15 abril 2009

Aqui d'El Rei


Foi anteontem apresentado ao público em Lisboa o livro Aqui d'El Rei, antologia de textos publicados ao longo dos últimos anos na imprensa escrita por João Matos e Silva, Vasco Teles da Gama e Nuno Pombo. Não me podendo pronunciar sobre o seu conteúdo, pois só nas próximas semanas terei acesso a um exemplar, não posso deixar de assinalar a probidade dos autores e a crescente afirmação de um pensamento monárquico português que se autonomizou de linhas de força datadas e de questões hoje absolutamente irrelevantes como contraproducentes para a afirmação de uma opção monárquica no quadro do tempo presente. Acabou o tempo dos reposteiros, das heráldicas e das genealogias, como acabou o tempo dos "corpos intermédios", da teimosa recusa do governo representativo e da concepção, errada como perigosa, de uma chefia de Estado dinástica com atribuições executivas. Intérpretes desta mudança, os autores terão reunido sistemática, coerente e atraente bateria de argumentos que tornam possível aos novos monárquicos desenvolverem a defesa da restauração como imperiosa necessidade de aprofundamento das liberdades individuais e da preservação da identidade nacional.

11 comentários:

Helena Branco disse...

Vou comprar! quero deixá-lo aos meus netos!

Obrigada

cristina ribeiro disse...

Provavelmente o Miguel ainda o lerá antes que eu o faça :)

Samuel de Paiva Pires disse...

Assim possamos continuar este ingrato combate...

João Mattos e Silva disse...

Muito obrigado Miguel pela antecipada justiça que nos faz na defesa de princípios, de valores e de uma visão moderna da Monarquia que é , cada vez mais, essencial para preservar o que resta do Portugal que a república foi sistematicamente destruindo. Um abraço

Armeiro Menor disse...

Ó Miguel, não confundas as "heráldicas" com a Heráldica! ;) De resto, inteiramente de acordo. Tenho que te escrever com mais tempo!
Grande abraço, JP

Nuno Castelo-Branco disse...

Tem muito interesse, como comprovarás.

Combustões disse...

João Mattos e Silva:
Acabou o tempo das brincadeiras e sofisticações. Chegou o momento de nos unirmos e vencer o futuro. As torres de marfim - o marfim está proibido ! - que fiquem onde sempre estiveram, ou seja, em nenhures.

Armeiro Menor:
A heráldica é uma preciosa ciência auxiliar da História e deve ser cultivada como fonte de conhecimento. Sabe que não me referia aos sabedores mas aos lunáticos.
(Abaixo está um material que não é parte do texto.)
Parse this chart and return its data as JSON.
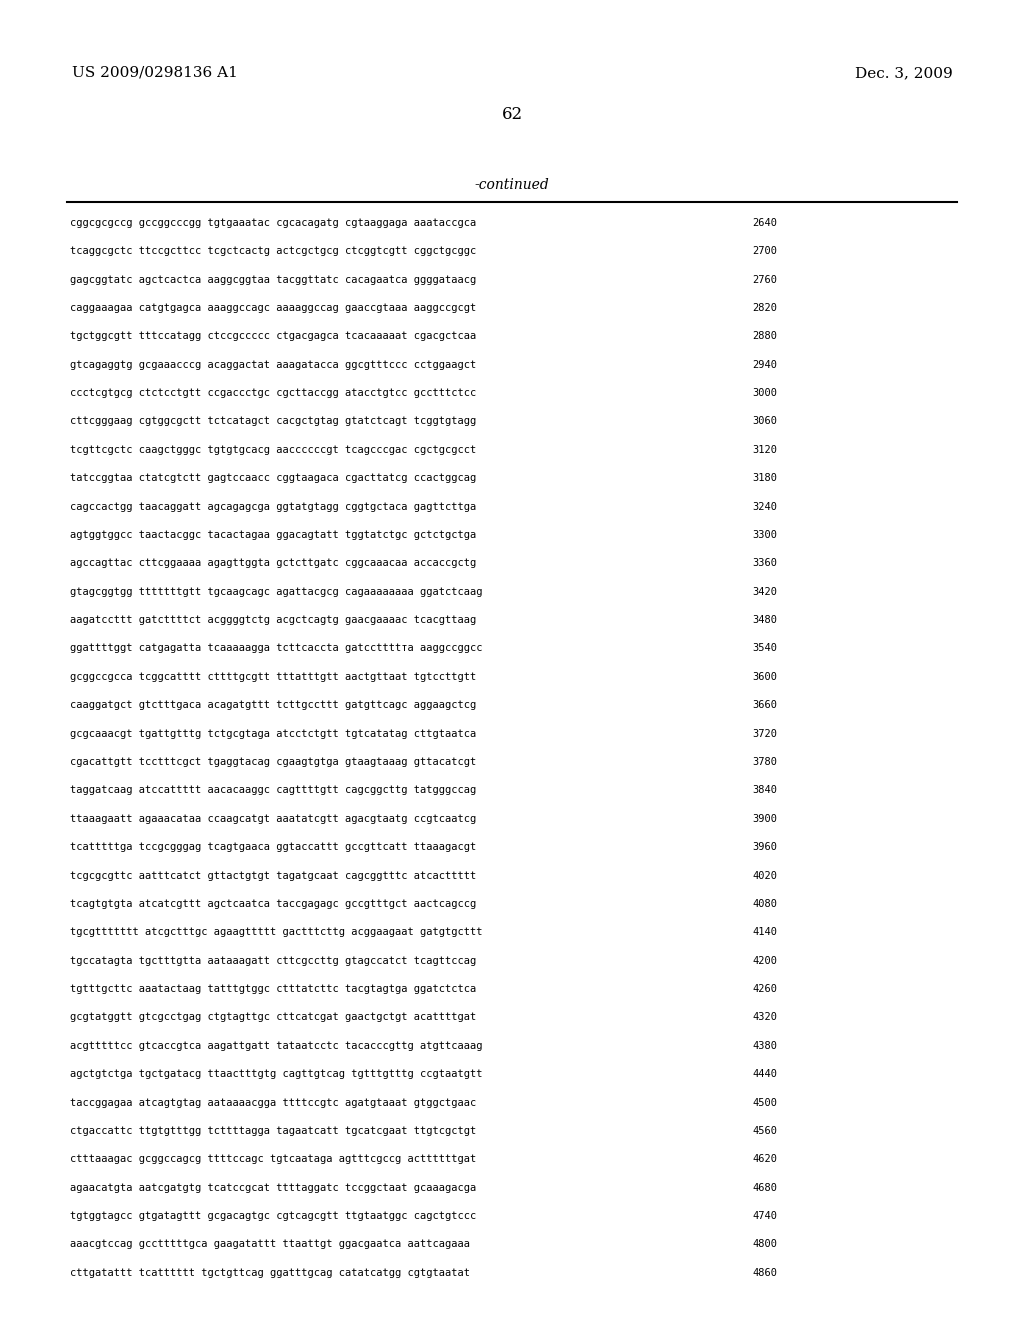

Pedro Leite Ribeiro disse...

A comprar! Confesso que tenho medo desses "reposteiros" e seguintes. São dos melhores argumentos dos opositores de Portugal (vulgo, republicanos).

Pedro Leite Ribeiro disse...

Se desejar ver a apresentação...
http://www.youtube.com/watch?v=iIZ1HBmr_B4

Pedro Botelho disse...

A ver se consigo perceber. A ver se não entrámos definitivamente nos jogos novilínguisticos de palavras.

Acabou o tempo dos reposteiros. Das heráldicas. Das genealogias. Dos "corpos intermédios" [no pelourinho das aspas e tudo]. Da recusa do governo representativo [bonita confissão, sim senhor]. E da concepção de uma chefia de Estado dinástica com atribuições executivas...

Mas então a tal "restauração" que aí vem vai ser restauração de quê?

Da pureza pluriárquica?

Da Coisa Pública coroada por figuras patéticas desprovidas de poder -- quanto mais de poder singular -- a bem do poder tablóide, à inglesa?

Onde é que tudo isso deixa a ansiada μοναρχία, a menos que as palavras se tornem meras conveniências desprovidas de verdade, para salvar a face ideológica?

Pedro Botelho disse...

"Novilinguísticos", é claro. Novilíngua, mas não tanto.